In the first three months of this year 357,602 sheep and lambs have been trucked from the west to the east. This is the second highest first quarter volume behind 2020 when farmers in NSW and Victoria took advantage of a poor season in Western Australian to purchase West Australian sheep to rebuild flocks.

Episode 3 market analyst Matt Dalgleish crunched the DPIRD figures going back 10 years, and broke it down into this year’s monthly flow of stock from the west compared to the average of the past decade. The figures were stark with about 120,000 sheep and lambs being transported across the Nullarboor every four weeks this year, compared to the longer term trend of 35,000 a month.

Eastern processors have been among the volume buyers as mutton prices in the west collapse. The latest statistic out of Western Australia’s biggest sheep market at Katanning was an average price of 86c/kg. For a 28kg ewe this amounts to just $24. This is a discount of nearly $50 on the average rate of 260c/kg for similar sized ewes at major saleyards in the east, although much of the price difference would be absorbed in hefty transport costs to truck sheep more than 3000km.

Sheep are being purchased by producers in the east from Western Australia.
Sheep are being purchased by producers in the east from Western Australia.

But while the mutton market still seems to be facing some headwinds, some positive signs have emerged for lamb.

There has been price bounces above 700c/kg for neat trade and heavy lambs at recent markets as the supply of quality processing stock starts to tighten heading towards winter.

The ‘windows of opportunity’ revolve around weight. At present there is reasonable numbers of heavy fed lambs coming into the system, as to go to the costs of feeding most farmers want more than $200 a head which requires size. What yardings are missing is the really neat trade weight lambs in the 22-26kg range which are properly finished with fat cover.

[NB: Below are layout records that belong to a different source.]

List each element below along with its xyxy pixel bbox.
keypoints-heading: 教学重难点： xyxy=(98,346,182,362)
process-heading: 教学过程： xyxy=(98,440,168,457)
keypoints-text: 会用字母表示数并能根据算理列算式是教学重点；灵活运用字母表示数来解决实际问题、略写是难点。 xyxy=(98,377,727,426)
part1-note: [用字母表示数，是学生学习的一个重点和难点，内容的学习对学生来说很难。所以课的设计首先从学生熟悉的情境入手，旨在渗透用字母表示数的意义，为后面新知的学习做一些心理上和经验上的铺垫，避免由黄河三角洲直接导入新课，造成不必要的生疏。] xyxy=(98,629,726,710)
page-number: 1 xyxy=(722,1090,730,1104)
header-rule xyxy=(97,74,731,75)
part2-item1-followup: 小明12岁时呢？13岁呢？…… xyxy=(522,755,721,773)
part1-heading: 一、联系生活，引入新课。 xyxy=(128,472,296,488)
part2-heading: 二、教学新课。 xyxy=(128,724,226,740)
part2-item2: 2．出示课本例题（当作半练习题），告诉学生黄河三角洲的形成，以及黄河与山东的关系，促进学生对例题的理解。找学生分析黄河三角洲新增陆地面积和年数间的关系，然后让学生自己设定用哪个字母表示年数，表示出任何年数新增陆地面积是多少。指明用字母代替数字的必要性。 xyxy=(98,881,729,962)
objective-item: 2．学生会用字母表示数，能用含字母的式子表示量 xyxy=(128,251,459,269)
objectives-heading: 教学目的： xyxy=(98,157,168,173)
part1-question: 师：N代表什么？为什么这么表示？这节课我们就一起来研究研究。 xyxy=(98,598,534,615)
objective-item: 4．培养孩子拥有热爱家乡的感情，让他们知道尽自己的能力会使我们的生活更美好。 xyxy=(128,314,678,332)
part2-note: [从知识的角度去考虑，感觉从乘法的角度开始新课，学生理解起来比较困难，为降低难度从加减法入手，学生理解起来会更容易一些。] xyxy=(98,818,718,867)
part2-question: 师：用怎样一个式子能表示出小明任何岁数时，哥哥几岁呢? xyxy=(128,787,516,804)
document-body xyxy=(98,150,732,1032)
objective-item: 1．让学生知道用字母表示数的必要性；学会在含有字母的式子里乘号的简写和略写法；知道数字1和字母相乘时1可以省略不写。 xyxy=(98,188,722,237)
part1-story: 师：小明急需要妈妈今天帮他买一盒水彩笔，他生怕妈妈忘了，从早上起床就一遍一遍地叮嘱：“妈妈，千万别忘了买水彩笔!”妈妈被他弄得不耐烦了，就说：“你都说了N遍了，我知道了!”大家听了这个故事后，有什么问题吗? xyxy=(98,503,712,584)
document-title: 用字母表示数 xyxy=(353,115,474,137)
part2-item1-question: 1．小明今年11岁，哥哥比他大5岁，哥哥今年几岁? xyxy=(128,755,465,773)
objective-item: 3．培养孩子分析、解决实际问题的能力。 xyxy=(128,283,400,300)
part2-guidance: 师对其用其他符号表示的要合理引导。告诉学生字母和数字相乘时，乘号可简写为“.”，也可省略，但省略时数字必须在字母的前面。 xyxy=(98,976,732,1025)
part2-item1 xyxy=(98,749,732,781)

Illustrating this is lamb numbers by weight. In the latest price data the NLRS had 9000 lambs in its 30kg-plus lamb category, and nearly 17,000 in the heavy 26-30kg range. In contrast there were only 10,697 lambs counted in the sweet 22-24kg range, and just 6624 in the light trade range of 20-22kg.

Basically the lamb market has become top heavy, and going forward agents predict some of the hot carcass prices this winter could be for neat trade lambs.

There was glimpses of this at Bendigo on Monday with sales as high as $196 for heavy trade lambs which put them in the same dollar-a-head ballpark as some of the 30kg-plus fed lambs.